During the latest test deployment of the Defense Advanced Research Projects Agency’s (DARPA) Gremlins programme, an X-61 Gremlin Air Vehicle (GAV) was successfully recovered by a C-130 whilst airborne.
The flight took place last month but according to a November 5 DARPA press release “two X-61 GAV validated all autonomous formation flying positions and safety features during the flight before one was recovered mid-air by the C-130.”
Lt Col Paul Calhoun, programme manager for Gremlins in DARPA’s Tactical Technology Office said: “This recovery was the culmination of years of hard work and demonstrates the feasibility of safe, reliable airborne recovery, such a capability will likely prove to be critical for future distributed air operations.”
During the test flights, the DARPA team also refurbished a X-61 after flight and conducted a second flight within 24 hours. A total of four test flight deployments took place and data was collected throughout all flights.

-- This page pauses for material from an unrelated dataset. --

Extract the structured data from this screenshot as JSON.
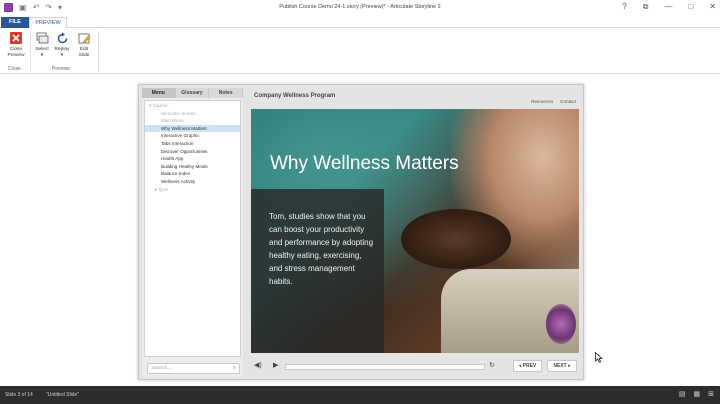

This data gathered included GAV performance, aerodynamic interactions between the recovery system aboard the C130 and GAV and contact dynamics for airborne retrieval. One GAV was destroyed during the flight tests.
DARPA launched the Gremlins programme with a vision to allow military forces to launch groups of unmanned aerial vehicles (UAV) from large bomber or transport aircraft as well as fighter aircraft. The UAVs will be launched whilst the adversary subject is still out of range from the launching aircraft, keeping manned aircraft behind the threat line but still allowing an attack on the adversary. After completing the tasked mission, the UAVs will be recovered via C-130 aircraft mid-air and the C-130 would transport them back to base. Ground crews will then prepare them for use again within 24 hours rather than being unrecoverable after use.